"Wait, wait, my good fellow-citizen, do not leave an Athenian alone in this horrible place! I was only making fun. Take what I said as a joke, and don't go so quickly. I marvel how you can see a thing in this hellish darkness."
"Friend, I have accustomed my eyes to it."
"That's good. Still I can't approve of your not having brought sacrifices to the gods. No, I can't, poor Socrates, I can't. The honourable Sophroniscus certainly taught you better in your youth, and you yourself used to take part in the prayers. I saw you."
"Yes. But I am accustomed to examine all our motives and to accept only those that after investigation prove to be reasonable. And so a day came on which I said to myself: 'Socrates, here you are praying to the Olympians. Why are you praying to them?'"
Elpidias laughed.
"Really you philosophers sometimes don't know how to answer the simplest questions. I'm a plain tanner who never in my life studied sophistry, yet I know why I must honour the Olympians."
"Tell me quickly, so that I, too, may know why."
"Why? Ha! Ha! It's too simple, you wise Socrates."
"So much the better if it's simple. But don't keep your wisdom from me. Tell me—why must one honour the gods?"

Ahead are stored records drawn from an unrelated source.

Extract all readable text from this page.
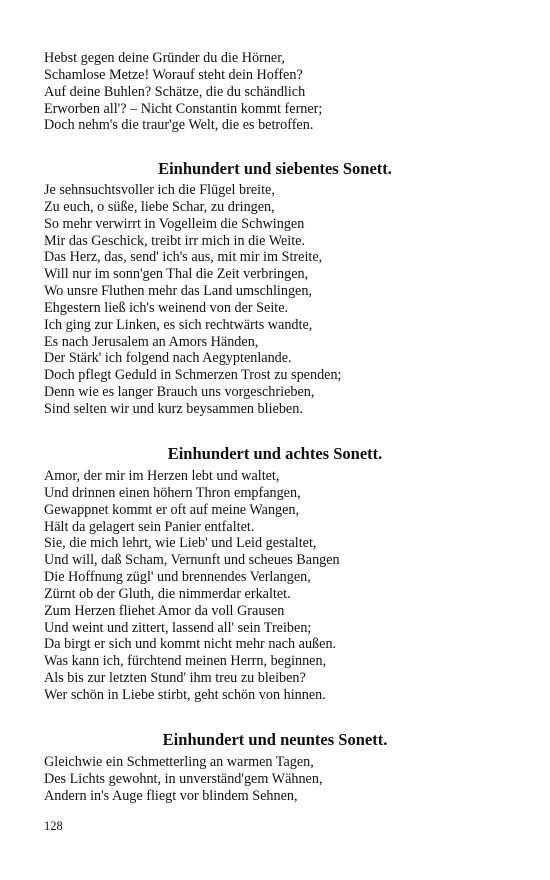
Hebst gegen deine Gründer du die Hörner,
Schamlose Metze! Worauf steht dein Hoffen?
Auf deine Buhlen? Schätze, die du schändlich
Erworben all'? – Nicht Constantin kommt ferner;
Doch nehm's die traur'ge Welt, die es betroffen.
Einhundert und siebentes Sonett.
Je sehnsuchtsvoller ich die Flügel breite,
Zu euch, o süße, liebe Schar, zu dringen,
So mehr verwirrt in Vogelleim die Schwingen
Mir das Geschick, treibt irr mich in die Weite.
Das Herz, das, send' ich's aus, mit mir im Streite,
Will nur im sonn'gen Thal die Zeit verbringen,
Wo unsre Fluthen mehr das Land umschlingen,
Ehgestern ließ ich's weinend von der Seite.
Ich ging zur Linken, es sich rechtwärts wandte,
Es nach Jerusalem an Amors Händen,
Der Stärk' ich folgend nach Aegyptenlande.
Doch pflegt Geduld in Schmerzen Trost zu spenden;
Denn wie es langer Brauch uns vorgeschrieben,
Sind selten wir und kurz beysammen blieben.
Einhundert und achtes Sonett.
Amor, der mir im Herzen lebt und waltet,
Und drinnen einen höhern Thron empfangen,
Gewappnet kommt er oft auf meine Wangen,
Hält da gelagert sein Panier entfaltet.
Sie, die mich lehrt, wie Lieb' und Leid gestaltet,
Und will, daß Scham, Vernunft und scheues Bangen
Die Hoffnung zügl' und brennendes Verlangen,
Zürnt ob der Gluth, die nimmerdar erkaltet.
Zum Herzen fliehet Amor da voll Grausen
Und weint und zittert, lassend all' sein Treiben;
Da birgt er sich und kommt nicht mehr nach außen.
Was kann ich, fürchtend meinen Herrn, beginnen,
Als bis zur letzten Stund' ihm treu zu bleiben?
Wer schön in Liebe stirbt, geht schön von hinnen.
Einhundert und neuntes Sonett.
Gleichwie ein Schmetterling an warmen Tagen,
Des Lichts gewohnt, in unverständ'gem Wähnen,
Andern in's Auge fliegt vor blindem Sehnen,
128
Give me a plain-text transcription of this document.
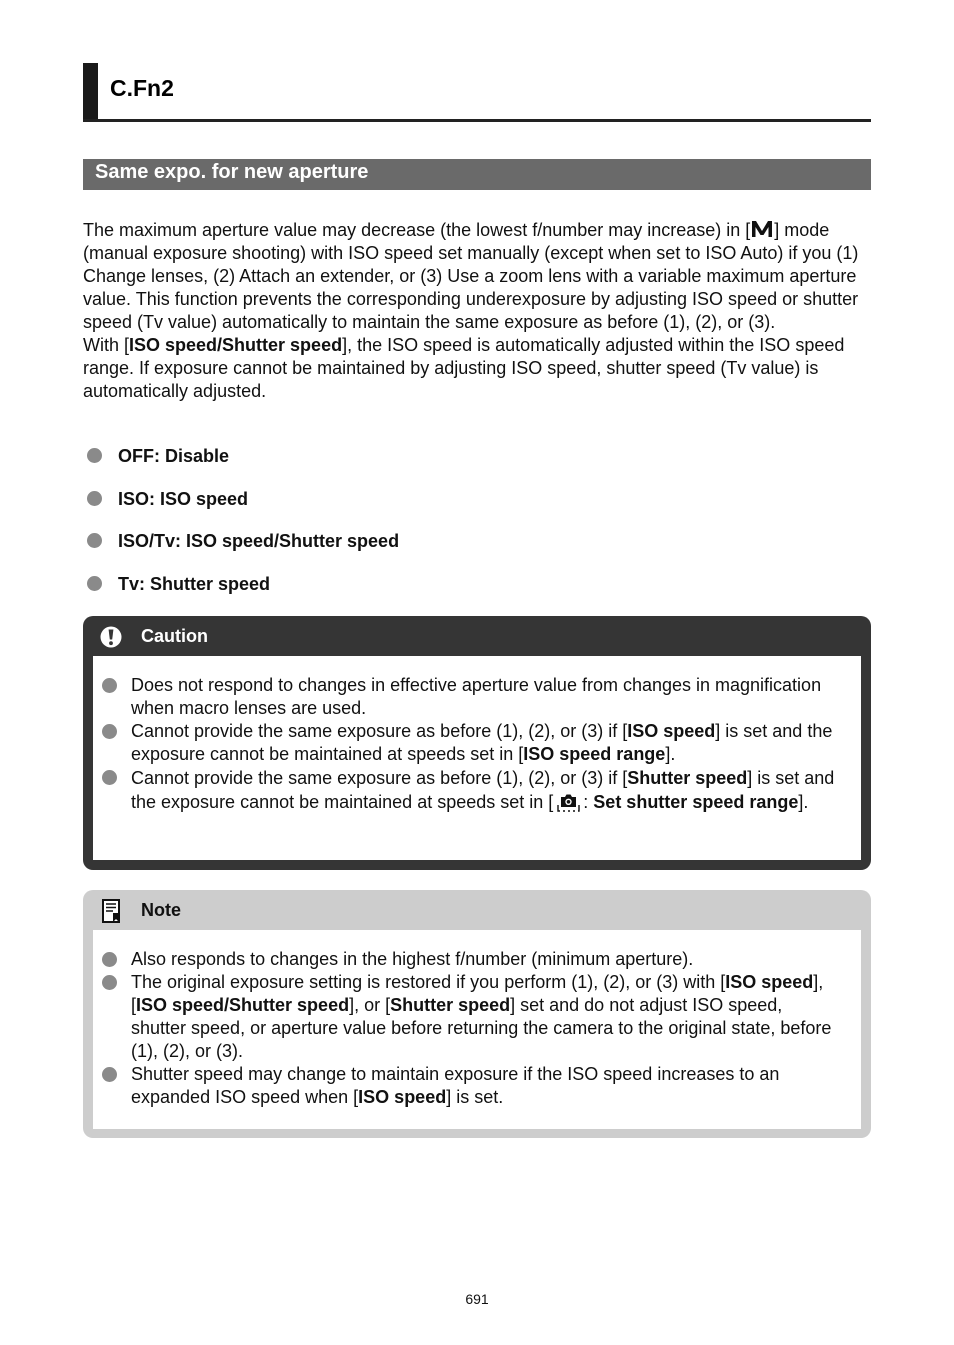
C.Fn2
Same expo. for new aperture

The maximum aperture value may decrease (the lowest f/number may increase) in [ ] mode (manual exposure shooting) with ISO speed set manually (except when set to ISO Auto) if you (1) Change lenses, (2) Attach an extender, or (3) Use a zoom lens with a variable maximum aperture value. This function prevents the corresponding underexposure by adjusting ISO speed or shutter speed (Tv value) automatically to maintain the same exposure as before (1), (2), or (3).

With [ISO speed/Shutter speed], the ISO speed is automatically adjusted within the ISO speed range. If exposure cannot be maintained by adjusting ISO speed, shutter speed (Tv value) is automatically adjusted.

OFF: Disable
ISO: ISO speed
ISO/Tv: ISO speed/Shutter speed
Tv: Shutter speed
Caution
Does not respond to changes in effective aperture value from changes in magnification when macro lenses are used.
Cannot provide the same exposure as before (1), (2), or (3) if [ISO speed] is set and the exposure cannot be maintained at speeds set in [ISO speed range].
Cannot provide the same exposure as before (1), (2), or (3) if [Shutter speed] is set and the exposure cannot be maintained at speeds set in [ : Set shutter speed range].
Note
Also responds to changes in the highest f/number (minimum aperture).
The original exposure setting is restored if you perform (1), (2), or (3) with [ISO speed], [ISO speed/Shutter speed], or [Shutter speed] set and do not adjust ISO speed, shutter speed, or aperture value before returning the camera to the original state, before (1), (2), or (3).
Shutter speed may change to maintain exposure if the ISO speed increases to an expanded ISO speed when [ISO speed] is set.
691
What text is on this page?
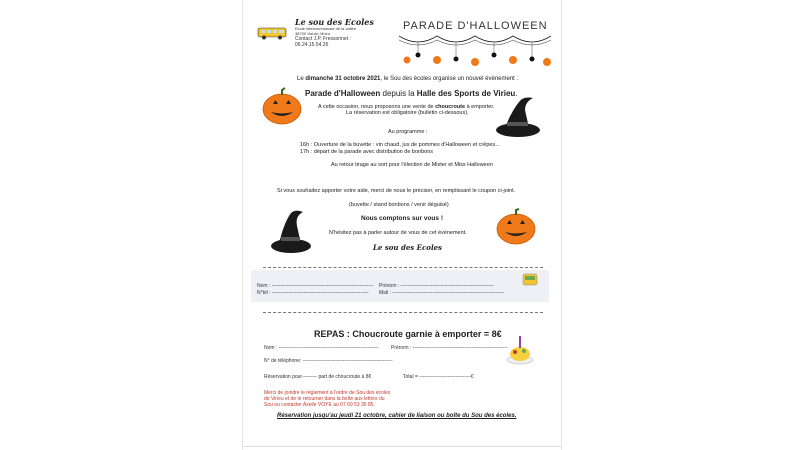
Le sou des Ecoles
Ecole intercommunale de la vallée
38730 Val-de-Virieu
Contact J.P. Fressonnet :
06.24.15.54.35
PARADE D'HALLOWEEN
Le dimanche 31 octobre 2021, le Sou des écoles organise un nouvel évènement :
Parade d'Halloween depuis la Halle des Sports de Virieu.
A cette occasion, nous proposons une vente de choucroute à emporter.
La réservation est obligatoire (bulletin ci-dessous).
Au programme :
16h : Ouverture de la buvette : vin chaud, jus de pommes d'Halloween et crêpes...
17h : départ de la parade avec distribution de bonbons
Au retour tirage au sort pour l'élection de Mister et Miss Halloween
Si vous souhaitez apporter votre aide, merci de nous le préciser, en remplissant le coupon ci-joint.
(buvette / stand bonbons / venir déguisé)
Nous comptons sur vous !
N'hésitez pas à parler autour de vous de cet évènement.
Le sou des Ecoles
Nom : ------------------------------------------------------------- Prénom : --------------------------------------------------------
N°tél : ---------------------------------------------------------- Mail : -------------------------------------------------------------------
REPAS : Choucroute garnie à emporter = 8€
Nom : ------------------------------------------------------------ Prénom : ---------------------------------------------------------
N° de téléphone: ------------------------------------------------------
Réservation pour--------- part de choucroute à 8€	Total = -------------------------------€
Merci de joindre le règlement à l'ordre de Sou des écoles
de Virieu et de le retourner dans la boîte aux lettres du
Sou ou contacter Axelle VOYE au 07 60 53 35 85.
Réservation jusqu'au jeudi 21 octobre, cahier de liaison ou boîte du Sou des écoles.
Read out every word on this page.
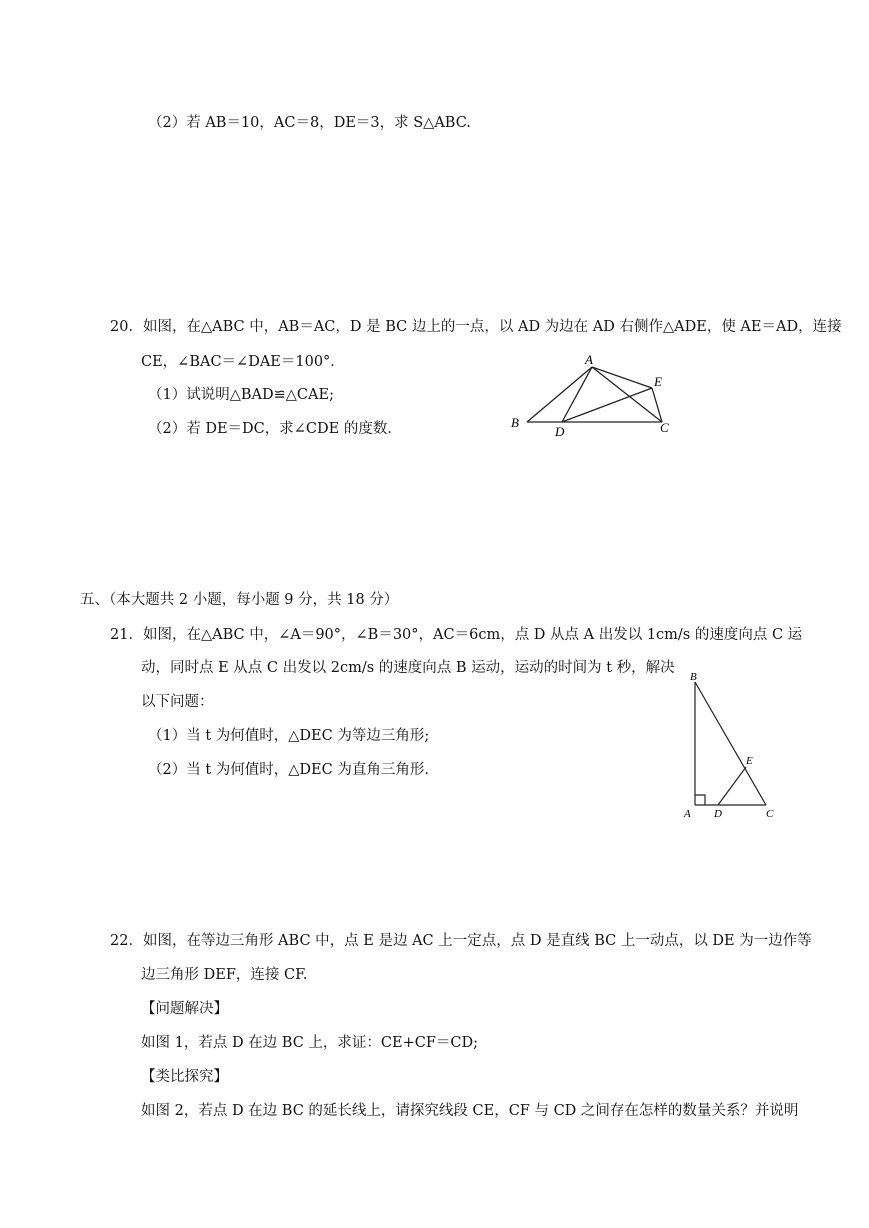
（2）若 AB＝10，AC＝8，DE＝3，求 S△ABC.
20．如图，在△ABC 中，AB＝AC，D 是 BC 边上的一点，以 AD 为边在 AD 右侧作△ADE，使 AE＝AD，连接
CE，∠BAC＝∠DAE＝100°．
（1）试说明△BAD≌△CAE;
（2）若 DE＝DC，求∠CDE 的度数．
A
E
B
D	C
五、（本大题共 2 小题，每小题 9 分，共 18 分）
21．如图，在△ABC 中，∠A＝90°，∠B＝30°，AC＝6cm，点 D 从点 A 出发以 1cm/s 的速度向点 C 运
动，同时点 E 从点 C 出发以 2cm/s 的速度向点 B 运动，运动的时间为 t 秒，解决
以下问题：
（1）当 t 为何值时，△DEC 为等边三角形;
（2）当 t 为何值时，△DEC 为直角三角形．
B
E
A D	C
22．如图，在等边三角形 ABC 中，点 E 是边 AC 上一定点，点 D 是直线 BC 上一动点，以 DE 为一边作等
边三角形 DEF，连接 CF.
【问题解决】
如图 1，若点 D 在边 BC 上，求证：CE+CF＝CD;
【类比探究】
如图 2，若点 D 在边 BC 的延长线上，请探究线段 CE，CF 与 CD 之间存在怎样的数量关系？并说明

"Why. Because everybody does it."
"Friend, you know very well that not every one honours the gods. Wouldn't it be more correct to say 'many'?"
"Very well, many."
"But tell me, don't more men deal wickedly than righteously?"
"I think so. You find more wicked people than good people."
"Therefore, if you follow the majority, you ought to deal wickedly and not righteously?"
"What are you saying?"
"I'm not saying it, you are. But I think the reason that men reverence the Olympians is not because the majority worship them. We must find another, more rational ground. Perhaps you mean they deserve reverence?"